Question

A shaving mirror of focal length \[f\] produces an image \[x\] times the size of the object. If the image is real, then the distance of the object from the mirror is:
A. \[\left( {x + 1} \right)f\]
B. \[\dfrac{{\left( {x + 1} \right)f}}{x}\]
C. \[\dfrac{{\left( {x - 1} \right)f}}{x}\]
D. \[\left( {x - 1} \right)f\]

Answer 1

Hint: Use the expression for the mirror formula. This expression gives the relation between the focal length of mirror, object distance and image distance from the mirror. Also use the formula for the magnification of the mirror. Recall the sign of the magnification term if the image formed is real.

Formula used:
The expression for the mirror formula is given by
\[\dfrac{1}{f} = \dfrac{1}{u} + \dfrac{1}{v}\] …… (1)
Here, \[f\] is the focal length of the mirror, \[u\] is the distance of the object from the mirror and \[v\] is the distance of the image from the mirror.
The formula for the magnification of the mirror is
\[m = - \dfrac{v}{u}\] …… (2)
Here, \[m\] is the magnification of the mirror, \[u\] is the object distance from the mirror and \[v\] is the image distance from the mirror.

Complete step by step answer:
We have given that the focal length of the mirror is \[f\].
Also the magnification of the image is \[x\] times the size of the object.
The image formed by the mirror is a real image.
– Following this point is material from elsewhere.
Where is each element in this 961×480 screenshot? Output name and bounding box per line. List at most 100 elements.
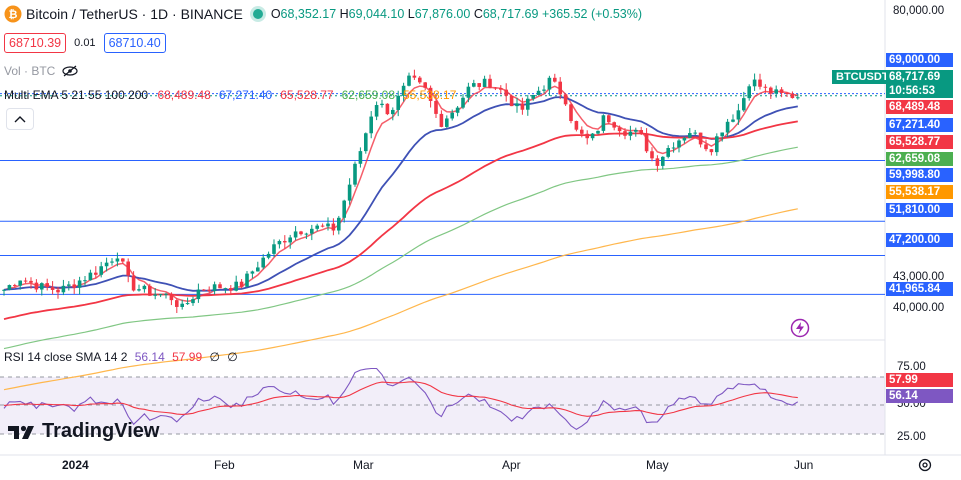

If the image formed by the mirror is real, then the magnification of the mirror should be negative.
Determine the relation between the magnification of image, object distance from the mirror and image distance from the mirror using equation (2).
Substitute \[ - x\] for \[m\] in equation (2).
\[ - x = - \dfrac{v}{u}\]
\[ \Rightarrow x = \dfrac{v}{u}\]
Rearrange the above equation for the image distance \[v\] from the mirror.
\[v = ux\]
Now let us determine the relation between the distance of an object from the mirror, magnification of the mirror and the focal length of the mirror.
Substitute \[ux\] for \[v\] in equation (1) and solve it for \[u\].
\[\dfrac{1}{f} = \dfrac{1}{u} + \dfrac{1}{{ux}}\]
\[ \Rightarrow \dfrac{1}{f} = \dfrac{{ux + u}}{{{u^2}x}}\]
\[ \Rightarrow \dfrac{1}{f} = \dfrac{{u\left( {x + 1} \right)}}{{{u^2}x}}\]
\[ \Rightarrow \dfrac{1}{f} = \dfrac{{\left( {x + 1} \right)}}{{ux}}\]
\[ \Rightarrow u = \dfrac{{\left( {x + 1} \right)f}}{x}\]
Therefore, the distance of the object from the mirror is \[\dfrac{{\left( {x + 1} \right)f}}{x}\].

Hence, the correct option is B.

Note:
The students should not forget to use the negative sign for the magnification of the real image formed by the mirror. This is because if the image formed by the plane mirror is real then it is also inverted which means that the height of the image should be measured on a negative axis.